L’occasion nous est donnée aujourd’hui de méditer sur le mal. En effet, les dix lépreux et le général Naaman sont atteints d’une maladie qui a une puissance d’évocation énorme. La lèpre est à l’époque le type même de maladie terrible, qu’on ne maîtrise pas, dont on ne guérit pas. Elle est l’image même du mal qui nous déborde, on ne sait pas d’où il vient, il est aveugle, injuste. Nous en sommes les victimes, mais aussi et c’est terrible, nous sommes ceux qui le propagent. Nous l’entretenons malgré nous. La lèpre est un peu comme ces grands fléaux qui ruinent les hommes et salissent nos cultures : la guerre, les goulags. Méditation effrayante. Nous sommes à la fois colporteurs et victimes d’un mal absolu.
La théologie et la philosophie se sont sans cesse heurtées à ce problème. On a essayé de traduire : péché originel, mal structurel, péché collectif. La foi chrétienne n’a pas d’explication, de solution à ce mal, on ne dialogue pas avec l’absurde, on ne dialogue pas avec l’horreur, on ouvre une lutte. En revanche, la théologie nous dit que le baptême libère du péché originel. Ça veut dire que la foi prétend, proclame envers et contre tout, malgré les apparences, la foi proclame que le mal n’est pas le tout de ce monde, qu’il n’est pas vrai de définir l’homme d’abord par le mal. Le mal paraît énorme et s’il semble tout emporter, tout polluer, la foi affirme que nous n’en sommes pas. Le baptême nous plante ailleurs, nos racines sont en Dieu. Le mal n’a pas raison de tout. Et dès lors, un combat s’ouvre qui est sans cesse à reprendre, sans cesse menacé, mais non sans espoir.
Nous voyons dans ce récit le Christ guérir ces 10 lépreux. Comment fait-il ? Il les envoie au temple et c’est en chemin qu’ils sont purifiés. Il y a immédiatement un premier sens, un premier niveau de compréhension donné par ces détails : ce qui guérit ces hommes abîmés, c’est le retour à Dieu. Revenir à la source qu’est Dieu, c’est ce qui délivre l’homme de l’absurde. Ce miracle est un enseignement pour eux comme pour nous.
Il y a second niveau. Les lépreux du temps du Christ et longtemps après, étaient exclus du temple, exclus du culte, exclus de la communauté de prière. Pourquoi ? A cause de la contagion bien sûr, mais aussi parce qu’on pensait qu’ils étaient devenus impurs, indignes d’appartenir à la communauté croyante. A un mal, on en ajoutait un autre. Or, Jésus les guérit et, par conséquent, il les restaure dans leur dignité de fils de Dieu, ils peuvent accéder au temple. Le Christ vient en notre monde pour restaurer l’homme éloigné de Dieu dans un juste rapport au Père.
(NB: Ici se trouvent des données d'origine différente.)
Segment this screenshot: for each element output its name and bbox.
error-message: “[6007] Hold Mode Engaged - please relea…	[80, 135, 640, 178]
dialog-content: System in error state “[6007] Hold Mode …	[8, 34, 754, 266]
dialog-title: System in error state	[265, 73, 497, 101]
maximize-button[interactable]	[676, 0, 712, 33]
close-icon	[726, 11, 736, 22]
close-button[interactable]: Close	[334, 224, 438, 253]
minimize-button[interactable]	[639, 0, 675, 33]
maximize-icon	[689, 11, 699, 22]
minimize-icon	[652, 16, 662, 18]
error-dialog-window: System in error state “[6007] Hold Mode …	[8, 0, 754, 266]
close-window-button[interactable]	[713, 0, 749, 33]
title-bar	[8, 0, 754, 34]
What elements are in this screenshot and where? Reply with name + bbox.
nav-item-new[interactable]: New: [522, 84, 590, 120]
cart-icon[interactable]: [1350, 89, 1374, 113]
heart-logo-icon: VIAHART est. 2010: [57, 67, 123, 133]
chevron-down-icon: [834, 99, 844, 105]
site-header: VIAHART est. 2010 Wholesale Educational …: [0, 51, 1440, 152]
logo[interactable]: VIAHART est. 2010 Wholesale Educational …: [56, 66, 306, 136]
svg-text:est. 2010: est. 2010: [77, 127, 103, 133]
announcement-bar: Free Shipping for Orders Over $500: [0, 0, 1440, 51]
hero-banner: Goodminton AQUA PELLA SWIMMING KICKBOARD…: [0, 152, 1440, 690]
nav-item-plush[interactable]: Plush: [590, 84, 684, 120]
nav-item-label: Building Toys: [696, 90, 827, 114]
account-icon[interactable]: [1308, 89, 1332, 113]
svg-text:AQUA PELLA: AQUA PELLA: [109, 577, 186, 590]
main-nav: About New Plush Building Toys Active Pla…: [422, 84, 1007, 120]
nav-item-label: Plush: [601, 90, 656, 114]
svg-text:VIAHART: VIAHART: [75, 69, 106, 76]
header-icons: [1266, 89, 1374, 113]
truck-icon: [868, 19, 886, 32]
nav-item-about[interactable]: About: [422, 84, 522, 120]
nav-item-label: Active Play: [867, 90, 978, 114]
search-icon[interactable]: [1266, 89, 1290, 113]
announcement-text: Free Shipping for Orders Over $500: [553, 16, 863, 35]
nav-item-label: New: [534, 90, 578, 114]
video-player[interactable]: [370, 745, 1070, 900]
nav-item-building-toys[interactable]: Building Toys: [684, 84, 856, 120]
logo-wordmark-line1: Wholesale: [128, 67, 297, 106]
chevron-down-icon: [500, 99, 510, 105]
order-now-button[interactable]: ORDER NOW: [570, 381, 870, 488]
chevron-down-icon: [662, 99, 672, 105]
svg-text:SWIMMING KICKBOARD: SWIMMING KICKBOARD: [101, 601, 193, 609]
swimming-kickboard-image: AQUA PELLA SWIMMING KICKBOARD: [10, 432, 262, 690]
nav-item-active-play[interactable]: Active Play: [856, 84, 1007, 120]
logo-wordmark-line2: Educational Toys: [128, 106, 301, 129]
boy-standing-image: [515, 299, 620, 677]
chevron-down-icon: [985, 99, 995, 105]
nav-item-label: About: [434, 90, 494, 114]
Nous sommes tous pécheurs, idolâtres. Le péché nous défigure, abîme en nous l’image de fils de Dieu. Jésus vient nous guérir de cette lèpre.
Il faut aller encore un peu plus loin, troisième niveau. Un seul revient vers le Christ pour proclamer la Gloire de Dieu et le remercier. C’est le seul qui soit sauvé, les autres sont purifiés, mais de lui seul, le texte nous dit qu’il est sauvé. Il y a donc des degrés dans cette guérison : la délivrance de la maladie, la restauration dans le culte et au sommet, la reconnaissance.
Reconnaissance dans les deux sens du mot. Remerciement bien sûr, mais quand vous remerciez quelqu’un, c’est que vous reconnaissez qu’il a été pour vous source de bien. Que vous lui devez quelque chose. On a du mal à admettre qu’on doit beaucoup aux autres, notre orgueil voudrait tellement nous faire croire qu’on peut se suffire à soi-même, qu’on est assez grand pour se débrouiller tout seul. Bien sûr, mais pour l’essentiel, vous le devez à autrui, on vous a donné la vie, on vous a donné l’amour. Reconnaître que l’essentiel de ma vie est en Dieu, qu’Il me le confie, voilà ce qu’est le plus haut degré de la guérison. Et là,on a encore un petit bout de chemin à faire !
Demandons à Dieu de savoir le remercier, lui rendre grâce, c’est-à-dire le reconnaître comme source, alors nous le connaîtrons aussi comme but de notre vie, comme sens de notre vie, alors nous serons sauvés.